Şu anki Gülistan caddesinin eski adı tekel caddesiydi. Cadde boyunca bir kaç yığma dükkandan oluşan ‘sokak, cadde’ karışımı bir yerdi. Dükkanlarda kaynakçılar, tanker, oto tamircileri ve kaportacılar çalışırdı.

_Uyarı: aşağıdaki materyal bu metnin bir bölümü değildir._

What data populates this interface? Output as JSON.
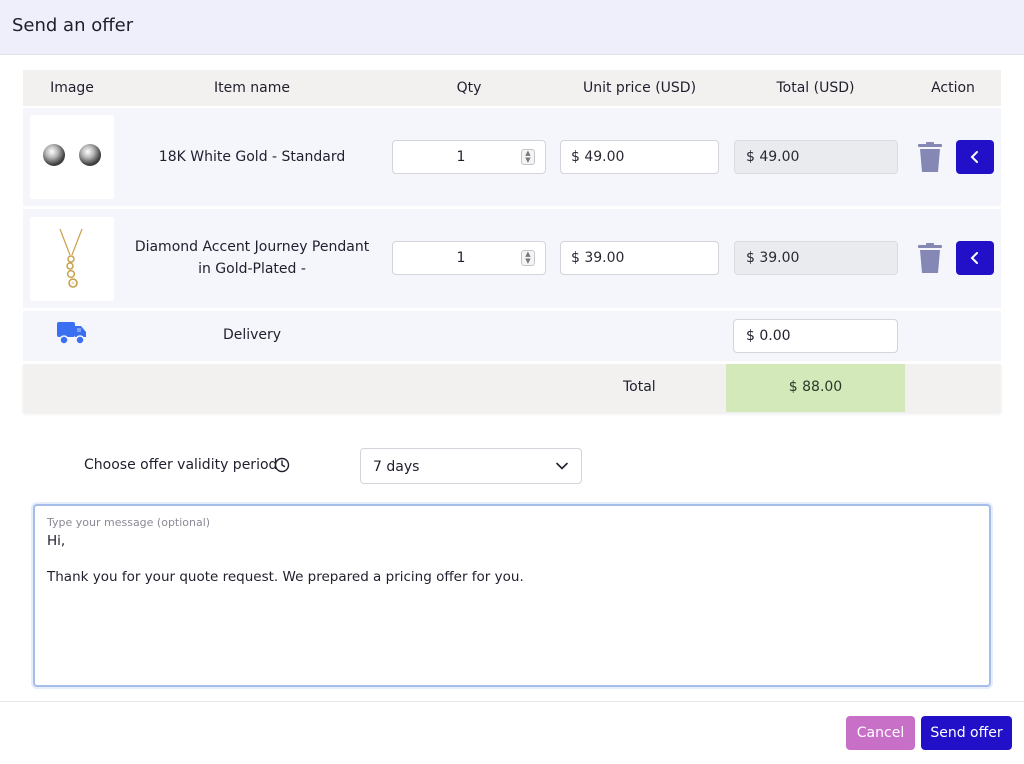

Ustaların çoğu Gaziantepliydi. Bugün Batman Küçük Sanayi Sitesi’ndeki birçok usta, bu atölyelerde yetişip meslek sahibi oldular.
ALETSİZ OYUNLAR
O yılların Batman’ın da ‘Aletsiz oynanan oyunlarımız da vardı. Mesela uzun eşek oyunu. Bir kaç arkadaş bir araya gelince başlardık, oynamaya üstünüzde birileri olduğu zaman hoş olmasa da biz birilerinin sırtındayken hoşunuza giderdi. ‘Güle’ dediğimiz rengarenk cam bilyeler. Harçlıklarımızdan biriktirdiğimiz paralarla çamurlu bahçelerde güllerle ile oynadığımız oyun kumar sayılmazdı. Güllesine oynanan oyun iki kişi tarafından oynanabildiği gibi bir oyun. İki veya daha fazla kişi ile de oynanabiliyordu. Bilye rakibinin bilyesine çarpınca iki bileye alırdık. Ancak değmediği zaman rakibin bilyesine yakınlık mesafesini Parmaklarımızı ölçü olarak kullanırdık. Yan yana gelen iki bilye parmaklarımızın dokunduğu kadar yaklaşmış ise karşı rakipten bir bilye alırdık. Bazı arkadaşlar bu oyunu iyi oynardı, cepleri bilye ile şişkin vaziyete gezerdi. Kızlar da vardı, mahallemizde. Onların oyuncak bebekleri yoktu, bezden bebekler yaparak oynarlardı. Veya beş taşla oynanan oyunları vardı. Erkelerden ayrı oynarlardı oyunlarını. Bir de ip atlamayı. Çok sevilirdi, mahalledeki kızlar tek başına veya bir kaç kızla ip atlarlardı. İpi iki kişi sallar, ip atlayacak kız kenardan girip zıplamaya başlardı. Zıplayarak bir kaç atlayışı ipe takılmadan gerçekleştirdiklerinde ‘ip atlama’ alanından çıkardı. Takıldıkları taktirde ip salama sırasını devir alırdı.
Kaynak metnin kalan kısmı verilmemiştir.